We agree that it is possible to discuss the free energy change caused by any 
single "mutation" or change to the solutes.
We agree that the most useful free energy changes to discuss are 
the experimentally realistic ones where the solvent stays the same.

Two points that I probably did not state clearly, and would like to emphasize:
=>  we cannot calculate "total" contributions to folding
=>  energy (for all the hydrophobic groups, for example) by adding up the
=>  individual contributions of mutating each hydrophobic group.  <=
That is what I was trying to say by "order of events", but my examples
may have been confusing.  I do not know any good way to define a "total"

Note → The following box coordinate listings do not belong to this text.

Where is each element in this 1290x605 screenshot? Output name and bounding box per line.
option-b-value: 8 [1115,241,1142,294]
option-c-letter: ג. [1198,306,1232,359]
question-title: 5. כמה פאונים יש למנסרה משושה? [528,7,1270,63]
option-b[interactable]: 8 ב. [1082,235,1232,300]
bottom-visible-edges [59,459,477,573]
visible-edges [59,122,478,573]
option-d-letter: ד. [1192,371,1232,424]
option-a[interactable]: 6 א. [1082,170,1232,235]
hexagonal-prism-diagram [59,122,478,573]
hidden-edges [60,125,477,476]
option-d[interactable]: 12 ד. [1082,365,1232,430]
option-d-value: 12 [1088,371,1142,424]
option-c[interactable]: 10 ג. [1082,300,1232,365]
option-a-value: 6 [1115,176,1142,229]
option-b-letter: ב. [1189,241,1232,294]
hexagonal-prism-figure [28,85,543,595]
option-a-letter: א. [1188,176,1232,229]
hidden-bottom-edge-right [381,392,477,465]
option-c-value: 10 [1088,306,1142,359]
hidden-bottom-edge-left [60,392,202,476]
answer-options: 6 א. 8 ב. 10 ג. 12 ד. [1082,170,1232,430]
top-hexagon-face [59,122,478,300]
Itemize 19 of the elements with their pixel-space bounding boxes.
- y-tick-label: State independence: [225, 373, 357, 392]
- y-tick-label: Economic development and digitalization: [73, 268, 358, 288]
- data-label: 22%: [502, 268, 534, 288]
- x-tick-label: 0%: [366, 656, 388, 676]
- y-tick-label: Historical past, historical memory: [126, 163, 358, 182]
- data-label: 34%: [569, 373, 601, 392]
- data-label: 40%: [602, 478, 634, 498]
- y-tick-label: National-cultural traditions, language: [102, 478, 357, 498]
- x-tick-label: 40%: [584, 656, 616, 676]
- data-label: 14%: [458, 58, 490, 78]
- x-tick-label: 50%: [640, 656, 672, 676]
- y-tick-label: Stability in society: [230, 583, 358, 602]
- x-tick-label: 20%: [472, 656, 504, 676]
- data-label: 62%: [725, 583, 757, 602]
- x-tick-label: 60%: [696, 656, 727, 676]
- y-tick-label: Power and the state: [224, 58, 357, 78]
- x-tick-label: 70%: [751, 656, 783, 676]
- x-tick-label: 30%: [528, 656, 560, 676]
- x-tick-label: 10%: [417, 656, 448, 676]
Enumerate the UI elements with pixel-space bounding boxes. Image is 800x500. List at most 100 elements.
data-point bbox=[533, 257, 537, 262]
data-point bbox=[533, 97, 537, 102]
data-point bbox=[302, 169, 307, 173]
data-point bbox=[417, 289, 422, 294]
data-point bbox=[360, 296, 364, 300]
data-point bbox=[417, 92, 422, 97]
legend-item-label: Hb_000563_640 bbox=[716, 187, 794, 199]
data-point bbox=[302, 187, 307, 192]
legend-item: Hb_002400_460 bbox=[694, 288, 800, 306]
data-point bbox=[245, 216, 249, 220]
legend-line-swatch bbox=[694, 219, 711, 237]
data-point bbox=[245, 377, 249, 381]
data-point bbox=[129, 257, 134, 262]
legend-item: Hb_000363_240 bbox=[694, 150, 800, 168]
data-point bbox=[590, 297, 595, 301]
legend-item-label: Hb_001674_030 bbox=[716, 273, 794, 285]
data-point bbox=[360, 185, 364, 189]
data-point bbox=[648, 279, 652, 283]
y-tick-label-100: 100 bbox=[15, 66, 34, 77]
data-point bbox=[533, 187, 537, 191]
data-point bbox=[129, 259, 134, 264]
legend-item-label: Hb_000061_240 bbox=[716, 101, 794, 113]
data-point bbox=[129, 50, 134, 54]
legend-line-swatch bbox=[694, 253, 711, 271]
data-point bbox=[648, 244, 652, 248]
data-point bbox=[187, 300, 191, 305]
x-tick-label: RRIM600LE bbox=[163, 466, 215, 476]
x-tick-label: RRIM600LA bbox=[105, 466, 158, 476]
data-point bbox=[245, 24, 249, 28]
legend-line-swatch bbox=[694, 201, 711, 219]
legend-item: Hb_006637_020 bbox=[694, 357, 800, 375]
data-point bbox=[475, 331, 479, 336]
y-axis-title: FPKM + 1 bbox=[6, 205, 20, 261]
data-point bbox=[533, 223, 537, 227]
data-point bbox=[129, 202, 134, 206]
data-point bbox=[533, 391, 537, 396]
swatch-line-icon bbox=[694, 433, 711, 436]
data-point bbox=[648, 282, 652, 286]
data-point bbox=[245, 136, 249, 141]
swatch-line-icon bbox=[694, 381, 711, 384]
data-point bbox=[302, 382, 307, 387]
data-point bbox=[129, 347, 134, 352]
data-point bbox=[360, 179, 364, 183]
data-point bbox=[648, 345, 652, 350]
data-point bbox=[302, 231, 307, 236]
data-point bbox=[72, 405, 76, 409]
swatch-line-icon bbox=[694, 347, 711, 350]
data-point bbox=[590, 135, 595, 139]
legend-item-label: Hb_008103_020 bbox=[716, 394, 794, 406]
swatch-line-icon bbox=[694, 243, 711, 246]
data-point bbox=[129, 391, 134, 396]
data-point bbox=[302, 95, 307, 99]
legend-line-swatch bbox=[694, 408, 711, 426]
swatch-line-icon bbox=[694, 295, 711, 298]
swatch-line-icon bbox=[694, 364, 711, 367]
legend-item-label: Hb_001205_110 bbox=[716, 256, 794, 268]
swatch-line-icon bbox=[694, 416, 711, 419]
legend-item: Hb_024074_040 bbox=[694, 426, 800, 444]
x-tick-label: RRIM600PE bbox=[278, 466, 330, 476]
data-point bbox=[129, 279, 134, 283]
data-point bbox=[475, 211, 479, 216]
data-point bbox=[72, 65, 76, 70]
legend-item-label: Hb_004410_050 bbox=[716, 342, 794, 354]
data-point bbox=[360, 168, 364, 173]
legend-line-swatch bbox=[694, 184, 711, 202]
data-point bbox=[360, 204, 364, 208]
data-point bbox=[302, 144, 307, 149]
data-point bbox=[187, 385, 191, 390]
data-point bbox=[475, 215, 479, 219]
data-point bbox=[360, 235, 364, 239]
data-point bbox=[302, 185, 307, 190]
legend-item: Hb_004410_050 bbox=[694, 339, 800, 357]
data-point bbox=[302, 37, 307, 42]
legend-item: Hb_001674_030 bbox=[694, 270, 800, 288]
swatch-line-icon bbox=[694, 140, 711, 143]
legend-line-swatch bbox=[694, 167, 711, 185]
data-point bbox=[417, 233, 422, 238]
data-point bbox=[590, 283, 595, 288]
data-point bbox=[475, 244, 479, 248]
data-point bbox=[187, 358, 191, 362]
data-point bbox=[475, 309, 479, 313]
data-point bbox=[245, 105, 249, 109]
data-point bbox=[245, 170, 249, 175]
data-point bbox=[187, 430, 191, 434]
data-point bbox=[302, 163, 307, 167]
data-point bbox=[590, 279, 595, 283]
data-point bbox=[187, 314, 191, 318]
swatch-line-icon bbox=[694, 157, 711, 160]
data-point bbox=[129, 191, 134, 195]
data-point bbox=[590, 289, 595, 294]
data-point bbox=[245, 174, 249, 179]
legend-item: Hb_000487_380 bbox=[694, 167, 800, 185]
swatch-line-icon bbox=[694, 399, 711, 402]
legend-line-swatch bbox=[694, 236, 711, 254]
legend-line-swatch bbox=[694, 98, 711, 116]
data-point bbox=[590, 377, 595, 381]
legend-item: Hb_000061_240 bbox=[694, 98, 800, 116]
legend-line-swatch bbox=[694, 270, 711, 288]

contribution and I would welcome hearing a good definition.
=> simulated free energy changes (by Monte Carlo or molecular dynamics,
=> using thermodynamic integration or perturbation) along different "paths"
=> give different breakdown according to terms in the Hamiltonian,
=>  such as nonbonded / bonded or polar / nonpolar. <=
Depending on the path chosen, one may attribute the different stabilities
of two mutant proteins entirely to the nonbonded interactions or entirely
to bondstretch and bend! So there will always be disagreement about
breakdowns of free energy if one compares different nonphysical paths. 

Thank you again for the stimulating question and the thoughtful reply.